In its press conference earlier in the day, LG provided an extensive overview of its eclectic mix of consumer electronics devices. It highlighted its automatic capsule-based craft beer maker dubbed LG HomeBrew and its LG Styler "smart" wardrobe that can remove wrinkles from clothes. It also showcased many of the products that fall under the LG ThinQ AI brand umbrella, such as smart fridges and washing machines, although how intelligent they are is open to debate. Furthermore, its closing remark that "LG is committed to delivering a holistic and integrated AI experience" compounds our concern about the marketing of a nebulous technology as a feature.
Beyond AI, and like all other global mobile phone makers, LG set out its intention to be a leader with a Qualcomm-powered 5G smartphone. It also became the latest company to support Apple's HomeKit in addition to AirPlay, joining Samsung, Sony and Vizio in doing so, and we expect others to follow.
HTC Seeks to Maintain Its Leadership as a Premium VR Company
HTC launched the latest version of its PC-tethered Vive headset, called Vive Pro Eye and featuring built-in eye tracking. As we predicted over a year ago, eye-tracking has become hot area in virtual reality, with all the top players making significant investments. We firmly believe that this technology opens up many opportunities for creating even more immersive virtual reality experiences. We expect Oculus and Microsoft's hardware partners to follow suit in 2019.

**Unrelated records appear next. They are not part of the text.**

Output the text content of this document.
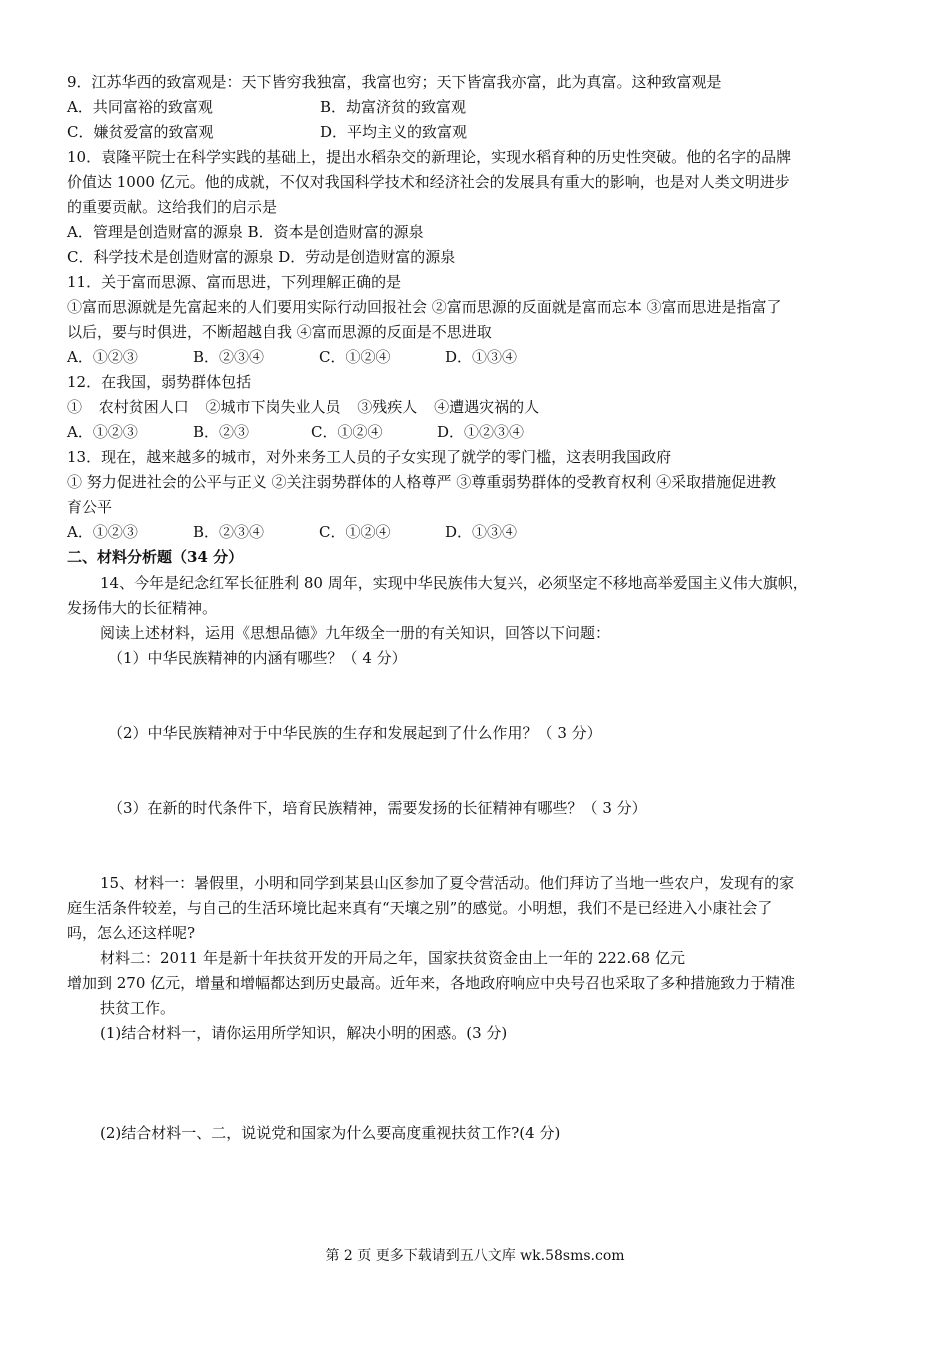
9．江苏华西的致富观是：天下皆穷我独富，我富也穷；天下皆富我亦富，此为真富。这种致富观是
A．共同富裕的致富观	B．劫富济贫的致富观
C．嫌贫爱富的致富观	D．平均主义的致富观
10．袁隆平院士在科学实践的基础上，提出水稻杂交的新理论，实现水稻育种的历史性突破。他的名字的品牌
价值达 1000 亿元。他的成就，不仅对我国科学技术和经济社会的发展具有重大的影响，也是对人类文明进步
的重要贡献。这给我们的启示是
A．管理是创造财富的源泉 B．资本是创造财富的源泉
C．科学技术是创造财富的源泉 D．劳动是创造财富的源泉
11．关于富而思源、富而思进，下列理解正确的是
①富而思源就是先富起来的人们要用实际行动回报社会 ②富而思源的反面就是富而忘本 ③富而思进是指富了
以后，要与时俱进，不断超越自我 ④富而思源的反面是不思进取
A．①②③	B．②③④	C．①②④	D．①③④
12．在我国，弱势群体包括
① 农村贫困人口 ②城市下岗失业人员 ③残疾人 ④遭遇灾祸的人
A．①②③	B．②③	C．①②④	D．①②③④
13．现在，越来越多的城市，对外来务工人员的子女实现了就学的零门槛，这表明我国政府
① 努力促进社会的公平与正义 ②关注弱势群体的人格尊严 ③尊重弱势群体的受教育权利 ④采取措施促进教
育公平
A．①②③	B．②③④	C．①②④	D．①③④
二、材料分析题（34 分）
14、今年是纪念红军长征胜利 80 周年，实现中华民族伟大复兴，必须坚定不移地高举爱国主义伟大旗帜，
发扬伟大的长征精神。
阅读上述材料，运用《思想品德》九年级全一册的有关知识，回答以下问题：
（1）中华民族精神的内涵有哪些？（ 4 分）
（2）中华民族精神对于中华民族的生存和发展起到了什么作用？（ 3 分）
（3）在新的时代条件下，培育民族精神，需要发扬的长征精神有哪些？（ 3 分）
15、材料一：暑假里，小明和同学到某县山区参加了夏令营活动。他们拜访了当地一些农户，发现有的家
庭生活条件较差，与自己的生活环境比起来真有“天壤之别”的感觉。小明想，我们不是已经进入小康社会了
吗，怎么还这样呢?
材料二：2011 年是新十年扶贫开发的开局之年，国家扶贫资金由上一年的 222.68 亿元
增加到 270 亿元，增量和增幅都达到历史最高。近年来，各地政府响应中央号召也采取了多种措施致力于精准
扶贫工作。
(1)结合材料一，请你运用所学知识，解决小明的困惑。(3 分)
(2)结合材料一、二，说说党和国家为什么要高度重视扶贫工作?(4 分)
第 2 页 更多下载请到五八文库 wk.58sms.com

HTC also teased the Vive Cosmos headset, which sits in between its PC-tethered Vive virtual reality headsets and the standalone Vive Focus device. The Cosmos is wireless and features inside-out tracking, but needs to be tethered to a PC or a smartphone. It will also run HTC's yet-unreleased Vive Reality software platform. HTC didn't provide any further details on the Cosmos device or Vive Reality, but we expect to hear more about them in the coming months.
Finally, HTC announced the Viveport Infinity subscription service, which was dubbed as "Netflix for VR" as it provides subscribers unlimited access to over 500 virtual reality apps. It also announced compatibility with Firefox's virtual reality browser, in addition to a WebVR partnership with Amazon Sumerian, a platform for building virtual and augmented reality and 3D apps. We'll provide more details and cover other announcements in our post-event report.